Talking Turkey

We’re not having a turkey (or any meat) at our Thanksgiving table this year. And that was a pretty non-controversial decision in my family.

But if you are trying to talk your family into a vegetarian Thanksgiving, or are taking heat for leaving the turkey out, then I’ve got some useful numbers for you about Thanksgiving turkey consumption:

Amidst groans about being more stuffed than the bird itself, Americans will toss a whopping $282 million worth of uneaten turkey into the trash this Thanksgiving, contributing to the $165 billion in uneaten food Americans waste every year. Along with trashing uneaten turkey, they’ll be wasting the resources necessary for its production — meaning 105 billion gallons of water (enough to supply New York City for over 100 days) and greenhouse gas emissions equivalent to 800,000 car trips from New York to San Francisco. That’s enough turkey to provide each American household that is food insecure with more than 11 additional servings (17.9 million American households suffer from food insecurity).

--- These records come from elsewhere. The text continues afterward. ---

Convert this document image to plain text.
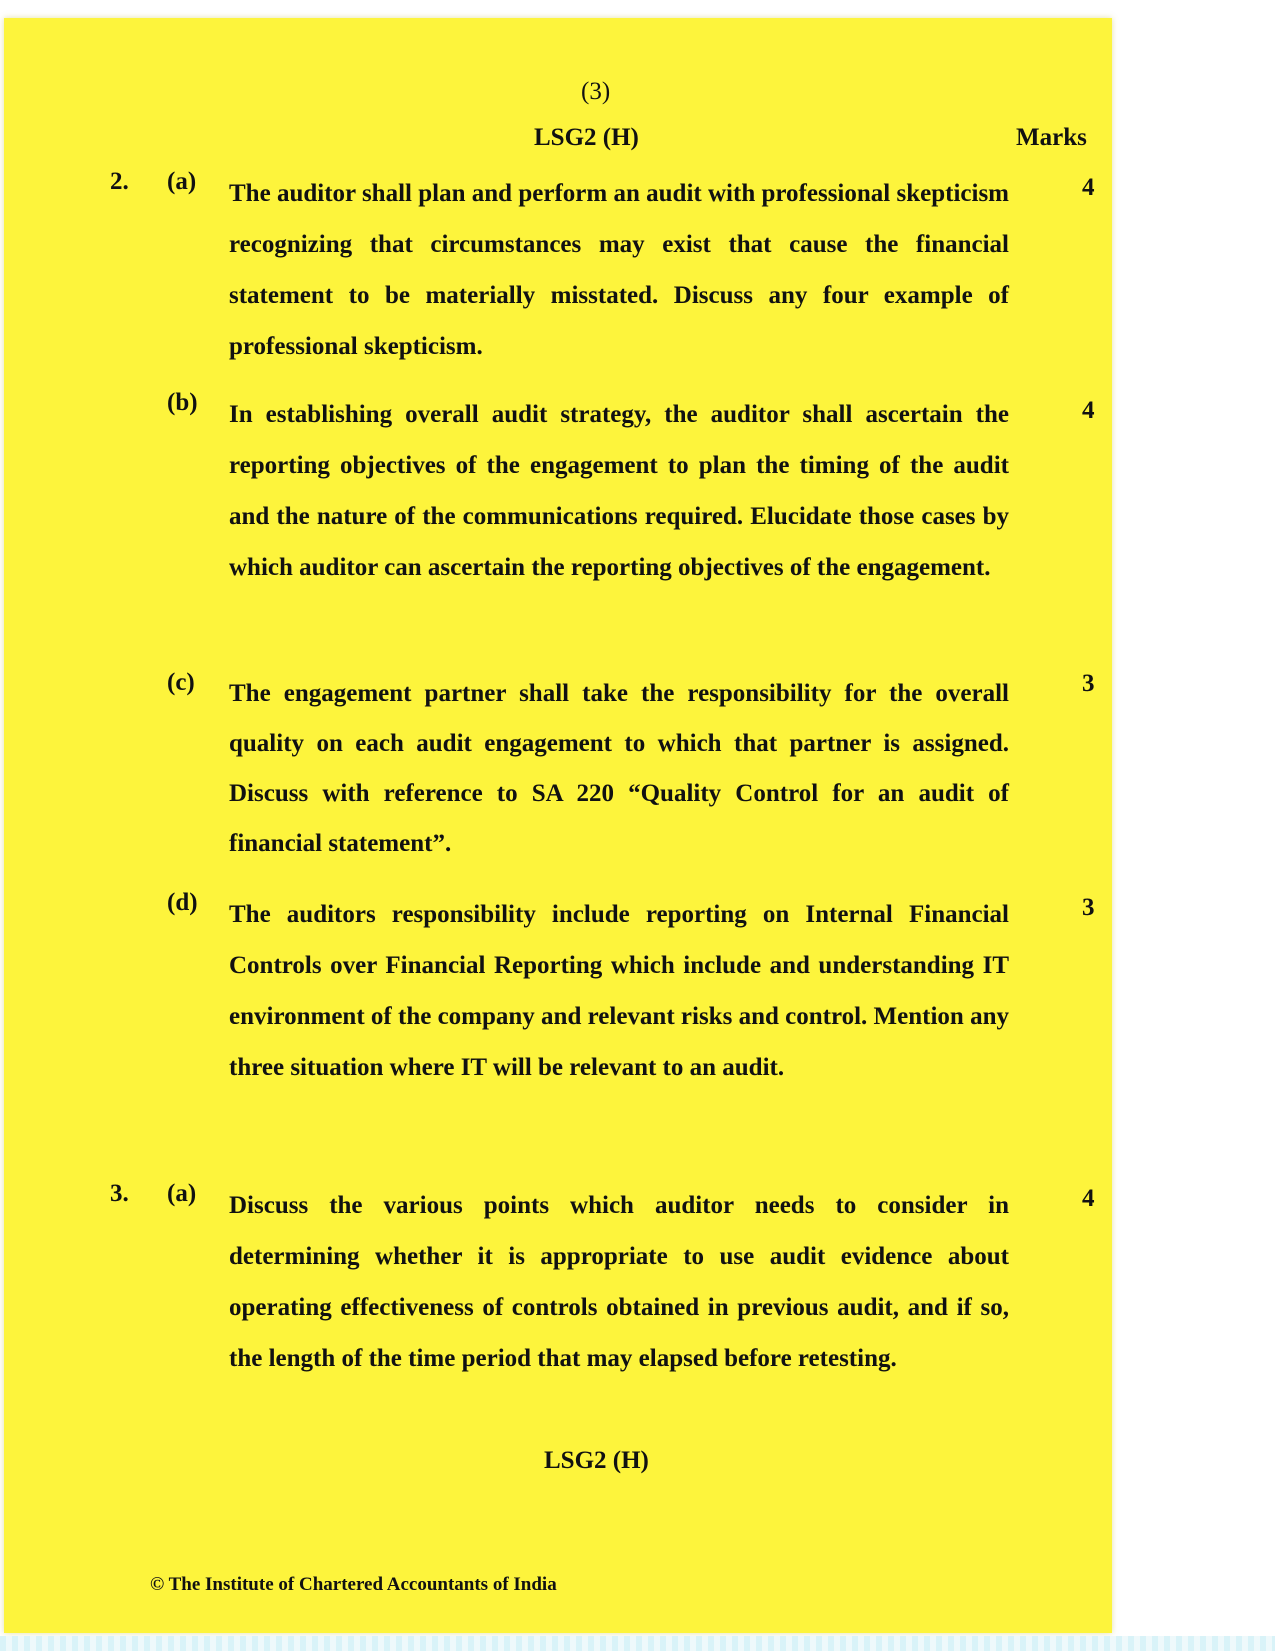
(3)
LSG2 (H)	Marks
2. (a) The auditor shall plan and perform an audit with professional skepticism recognizing that circumstances may exist that cause the financial statement to be materially misstated. Discuss any four example of professional skepticism.
4
(b) In establishing overall audit strategy, the auditor shall ascertain the reporting objectives of the engagement to plan the timing of the audit and the nature of the communications required. Elucidate those cases by which auditor can ascertain the reporting objectives of the engagement.
4
(c) The engagement partner shall take the responsibility for the overall quality on each audit engagement to which that partner is assigned. Discuss with reference to SA 220 “Quality Control for an audit of financial statement”.
3
(d) The auditors responsibility include reporting on Internal Financial Controls over Financial Reporting which include and understanding IT environment of the company and relevant risks and control. Mention any three situation where IT will be relevant to an audit.
3
3. (a) Discuss the various points which auditor needs to consider in determining whether it is appropriate to use audit evidence about operating effectiveness of controls obtained in previous audit, and if so, the length of the time period that may elapsed before retesting.
4
LSG2 (H)
© The Institute of Chartered Accountants of India
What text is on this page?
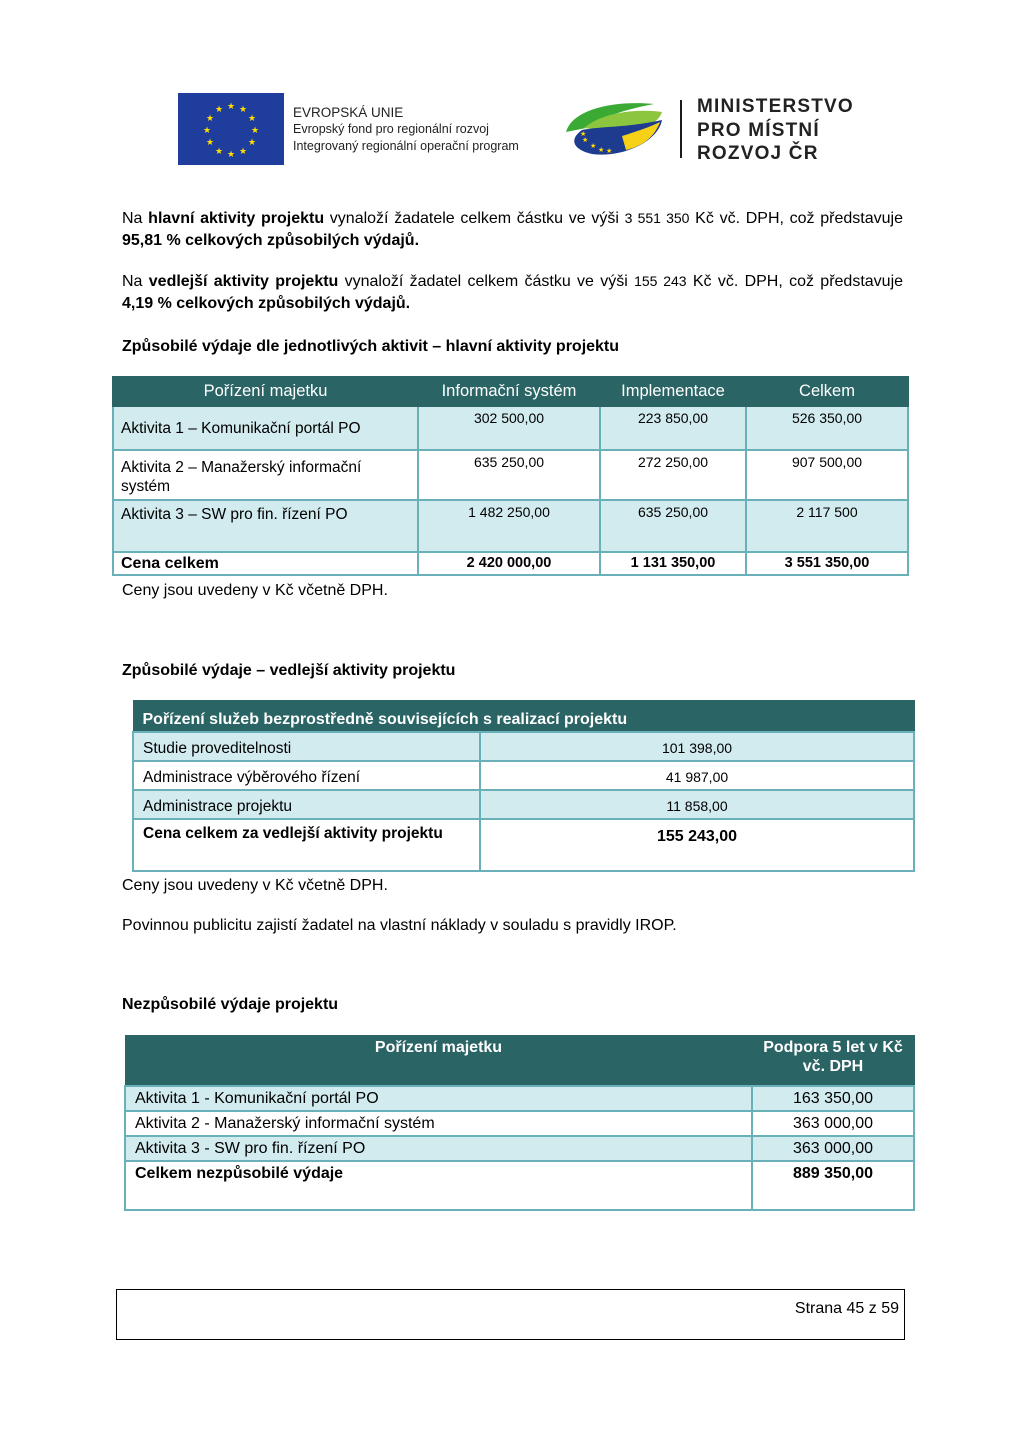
★ ★
★
★
★
★
★
★
★
★
★
★	EVROPSKÁ UNIE
Evropský fond pro regionální rozvoj
Integrovaný regionální operační program	★
★ ★
★
★
MINISTERSTVO
PRO MÍSTNÍ
ROZVOJ ČR

Na hlavní aktivity projektu vynaloží žadatele celkem částku ve výši 3 551 350 Kč vč. DPH, což představuje 95,81 % celkových způsobilých výdajů.

Na vedlejší aktivity projektu vynaloží žadatel celkem částku ve výši 155 243 Kč vč. DPH, což představuje 4,19 % celkových způsobilých výdajů.

Způsobilé výdaje dle jednotlivých aktivit – hlavní aktivity projektu
Pořízení majetku	Informační systém	Implementace	Celkem
Aktivita 1 – Komunikační portál PO	302 500,00	223 850,00	526 350,00
Aktivita 2 – Manažerský informační systém	635 250,00	272 250,00	907 500,00
Aktivita 3 – SW pro fin. řízení PO	1 482 250,00	635 250,00	2 117 500
Cena celkem	2 420 000,00	1 131 350,00	3 551 350,00
Ceny jsou uvedeny v Kč včetně DPH.
Způsobilé výdaje – vedlejší aktivity projektu
Pořízení služeb bezprostředně souvisejících s realizací projektu	
Studie proveditelnosti	101 398,00
Administrace výběrového řízení	41 987,00
Administrace projektu	11 858,00
Cena celkem za vedlejší aktivity projektu	155 243,00
Ceny jsou uvedeny v Kč včetně DPH.
Povinnou publicitu zajistí žadatel na vlastní náklady v souladu s pravidly IROP.
Nezpůsobilé výdaje projektu
Pořízení majetku	Podpora 5 let v Kč vč. DPH
Aktivita 1 - Komunikační portál PO	163 350,00
Aktivita 2 - Manažerský informační systém	363 000,00
Aktivita 3 - SW pro fin. řízení PO	363 000,00
Celkem nezpůsobilé výdaje	889 350,00
Strana 45 z 59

Nationwide, consumers will purchase around 736 million pounds of turkey this Thanksgiving, of which about 581 million pounds will be actual meat. The USDA reports that 35 percent of perfectly good turkey meat in the U.S. does not get eaten after it is purchased by consumers (and that’s not including bones). This compares with only 15 percent for chicken. Why the disparity? “Possibly because turkey is more often eaten during holidays when consumers may tend to discard relatively more uneaten food than on other days,” the USDA writes.

And unless we take action to prove the USDA wrong, we’ll be throwing away about 204 million pounds of that meat and about 1 million tons of CO2 with it. Per pound, the resources needed to produce that turkey are equivalent to driving your car 11 miles and taking a 130-minute shower (at four gallons/minute).* And that’s to say nothing of the vast amounts of antibiotics used to produce turkey meat, leading to antibiotic resistance, which you can read more about here.

And that doesn’t even take into account what the turkeys actually go through to get to a table.

So instead of eating a turkey, how about adopting one?